Damage to Broca’s area (precentral cortex of the dominant hemisphere) produces an expressive dysphasia, the patient knowing what to say but unable to produce words. Mild degrees present as failure to name common objects and names (nominal aphasia). These conditions are commonly accompanied by inability to write (agraphia).

Dysphasia may also be produced by lesions of the parietal region due to failure of understanding of the spoken or written word (receptive aphasia, word deafness and word blindness). If Broca’s area is not affected the subject may produce a stream of disconnected words (jargon aphasia). More commonly, extensive lesions affect the expression as well as the understanding of speech (global aphasia).

Disturbances of memory may be short or long term; the former is frequently due to organic disease and may be reversible. Visual symptoms are considered with the cranial nerves (page 29).

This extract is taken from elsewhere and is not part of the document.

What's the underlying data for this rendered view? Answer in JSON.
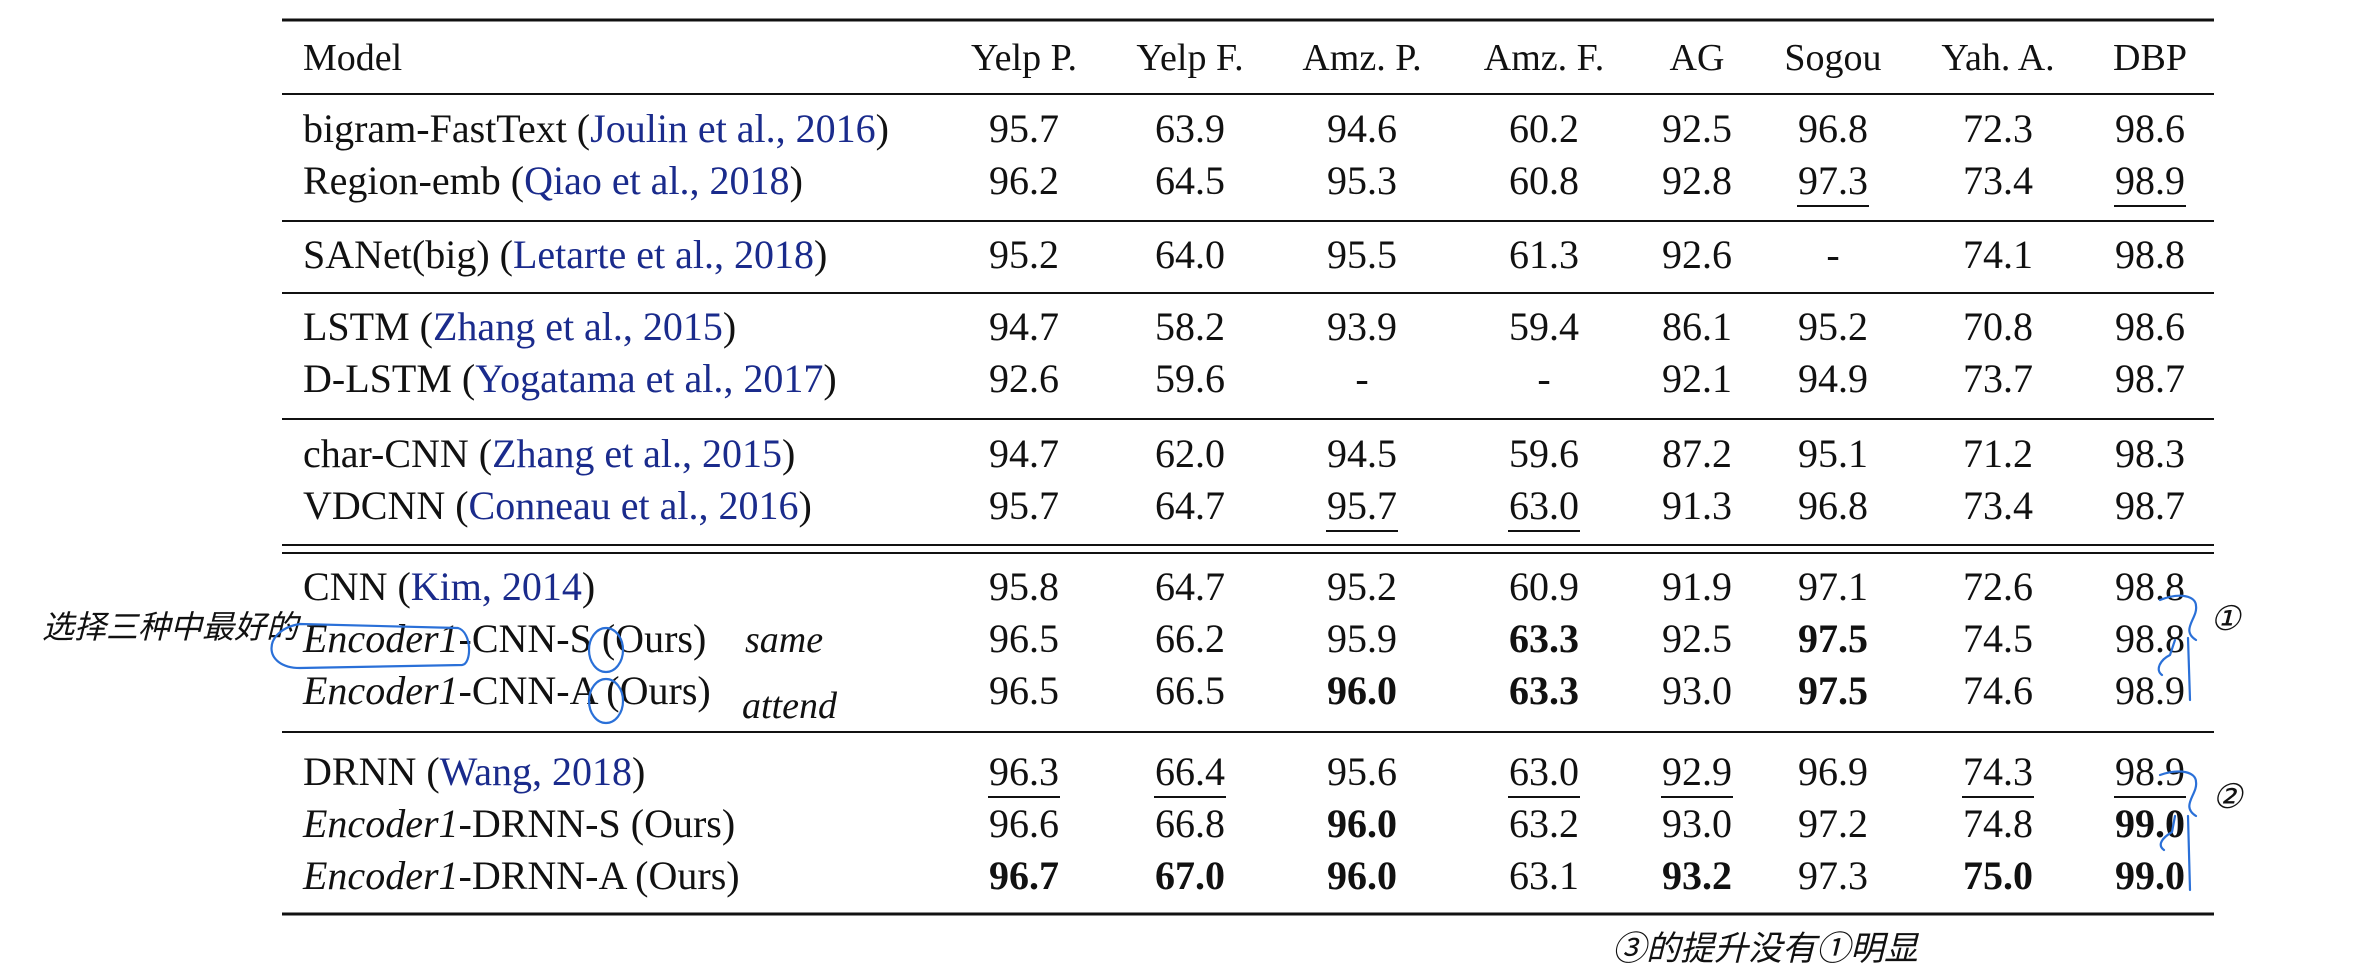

Motor symptoms include paralysis, spasticity, incoordination and abnormal movements. Mild paresis may present with fatigue and weakness, such as diminution of grip, dropping things and toe catching when walking. Spasticity may be due to pyramidal or extrapyramidal disease. In milder forms it presents with stiffness.

Cerebellar dysfunction interferes with everyday activities, such as writing and eating, or may produce a mild intension tremor and loss of balance. Abnormal movements include the tremor of Parkinson’s disease, tics and choreiform movements.

The distribution of the sensory disturbances of anesthesia, parasthesia (pins and needles), numbness, increased sensation (hyperesthesia) and pain, provide important information on the localisation of lesions; visceral pain may be referred to somatic dermatomes.